Chinese internet search giant Baidu Inc obtained a license to test its self-driving cars on open roads in Beijing on Thursday, meaning a large-scale commercial use of such vehicles could cruise into people's lives faster than many have expected.

The company became the first enterprise to conduct road tests in designated zones in the capital. Five vehicles using Baidu's autonomous driving system Apollo underwent an open road test in Yizhuang, a southern suburb in Beijing.

The municipal government issued the country's first guideline for road tests of autonomous vehicles in December. To qualify for road testing, a vehicle must already have been test-driven for at least 5,000 kilometers in a closed environment and the backup drivers should have received no less than 50 hours of training, according to the Beijing Commission of Transportation.

The commission said the city's first closed test center was opened in Haidian district last month.

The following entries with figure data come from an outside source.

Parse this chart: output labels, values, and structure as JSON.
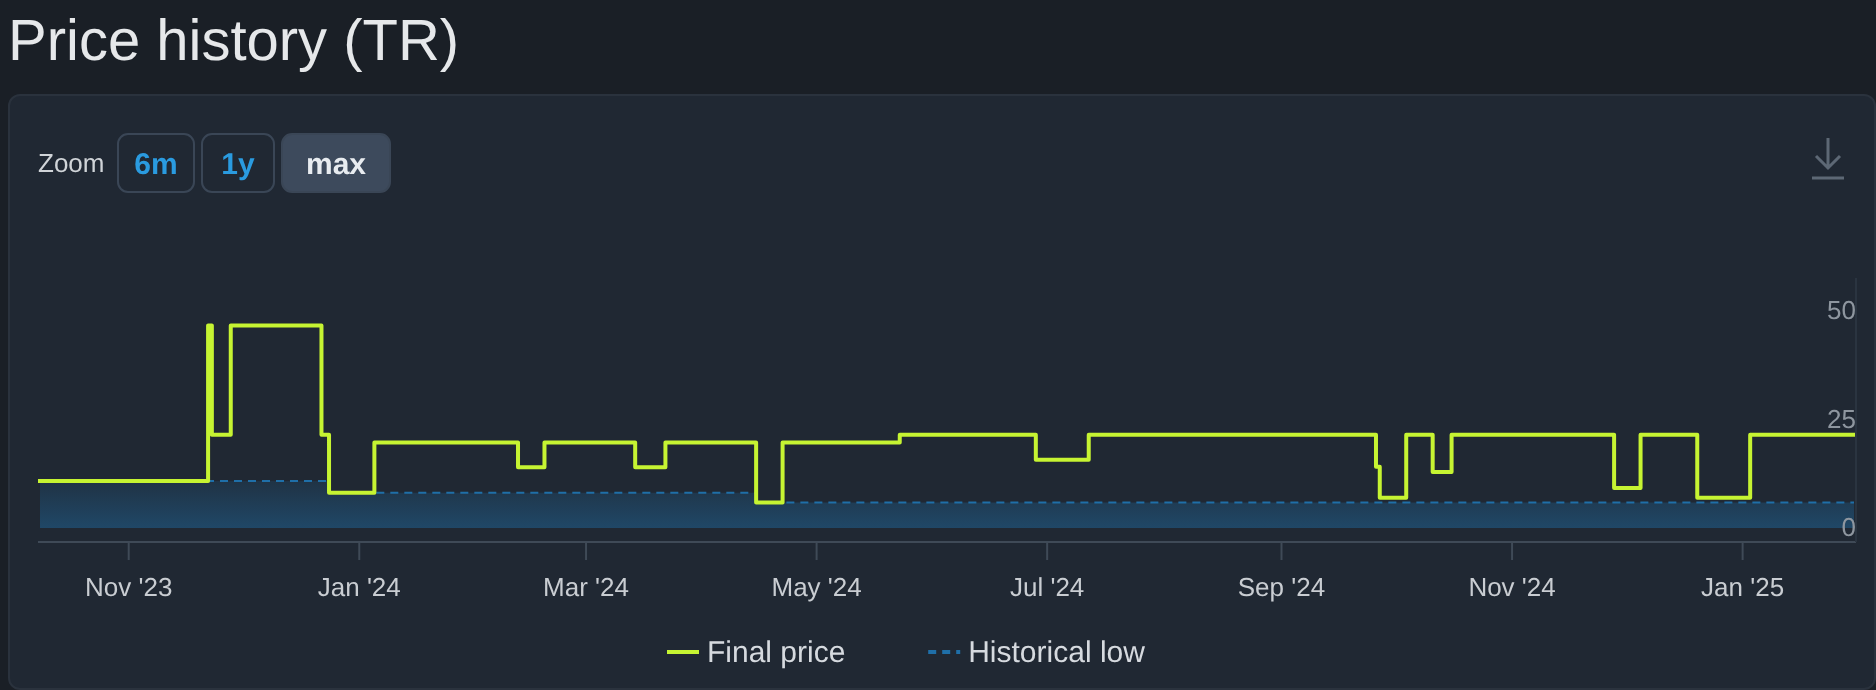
{
  "chart_data": {
    "type": "step",
    "title": "Price history (TR)",
    "annotations": [
      "Zoom",
      "6m",
      "1y",
      "max"
    ],
    "xlim": [
      "2023-10-08",
      "2025-01-31"
    ],
    "xticks": [
      {
        "value": "2023-11-01",
        "label": "Nov '23"
      },
      {
        "value": "2024-01-01",
        "label": "Jan '24"
      },
      {
        "value": "2024-03-01",
        "label": "Mar '24"
      },
      {
        "value": "2024-05-01",
        "label": "May '24"
      },
      {
        "value": "2024-07-01",
        "label": "Jul '24"
      },
      {
        "value": "2024-09-01",
        "label": "Sep '24"
      },
      {
        "value": "2024-11-01",
        "label": "Nov '24"
      },
      {
        "value": "2025-01-01",
        "label": "Jan '25"
      }
    ],
    "ylim": [
      -3,
      58
    ],
    "yticks": [
      0,
      25,
      50
    ],
    "legend": "bottom",
    "series": [
      {
        "name": "Final price",
        "color": "#c6f432",
        "x": [
          "2023-10-08",
          "2023-11-22",
          "2023-11-23",
          "2023-11-28",
          "2023-12-22",
          "2023-12-24",
          "2024-01-05",
          "2024-02-12",
          "2024-02-19",
          "2024-03-14",
          "2024-03-22",
          "2024-04-15",
          "2024-04-22",
          "2024-05-23",
          "2024-06-28",
          "2024-07-12",
          "2024-09-26",
          "2024-09-27",
          "2024-10-04",
          "2024-10-11",
          "2024-10-16",
          "2024-11-28",
          "2024-12-05",
          "2024-12-20",
          "2025-01-03",
          "2025-01-31"
        ],
        "values": [
          11.1,
          47,
          21.8,
          47,
          21.8,
          8.4,
          20,
          14.3,
          20,
          14.3,
          20,
          6.1,
          20,
          21.8,
          16,
          21.8,
          14.4,
          7.2,
          21.8,
          13.2,
          21.8,
          9.5,
          21.8,
          7.2,
          21.8,
          21.8
        ]
      },
      {
        "name": "Historical low",
        "type": "area",
        "color": "#1f6fa8",
        "line_style": "dashed",
        "x": [
          "2023-10-08",
          "2023-12-24",
          "2024-04-15",
          "2025-01-31"
        ],
        "values": [
          11.1,
          8.4,
          6.1,
          6.1
        ]
      }
    ]
  }
}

The test site covers about 13.3 hectares, allowing vehicles to be tested under as many as 100 road conditions, such as those found on urban and rural roads.

On March 1, authorities in Shanghai issued the country's first road test licenses to two smart-car makers, SAIC Motor Corp Ltd and electric vehicle startup Nio Auto.

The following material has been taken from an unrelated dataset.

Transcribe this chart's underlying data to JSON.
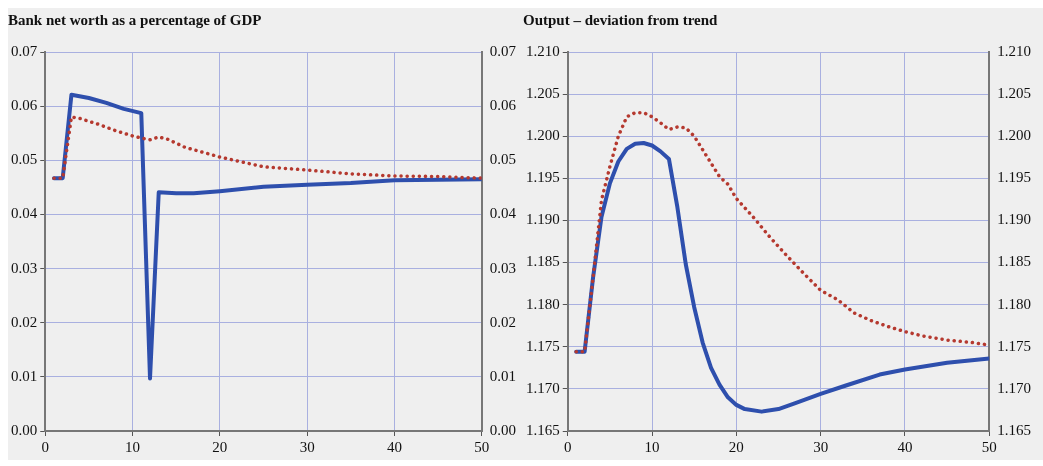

China expects vehicles with some autonomous functions to account for half of new vehicles sold in the country by 2020, according to a guideline released by the National Development and Reform Commission in January.

Li Yanhong, Baidu's chairman and chief executive, also known as Robin Li, said this month that it may take three to five years to put fully autonomous-driving vehicles on truly open roads.

However, the recent fatal self-driving car crash of an Uber Technologies Inc vehicle in the United States has raised public concern about the safety of such vehicles.

Uber has temporarily halted testing of its self-driving cars on public roads after a woman was struck and killed by one of its vehicles when walking across the street in Arizona on Monday.

Industry insiders say such vehicles still have a long way to go before they can reach the mass production stage or be used commercially on a large scale due to safety concerns.

"We should be cautious about self-driving technology. Companies should invest and establish more testing sites that imitate different traffic scenarios rather than testing their vehicles on the urban roads prematurely," said Lin Jian, a senior engineer in the automobile engineering department at Tsinghua University.

Zeng Zhiling, managing director of LMC Automotive Consulting Co, warned that self-driving vehicles are vulnerable to cyber attacks as they are highly intelligent and networked, adding more tests are needed before such vehicles are integrated into people's daily lives.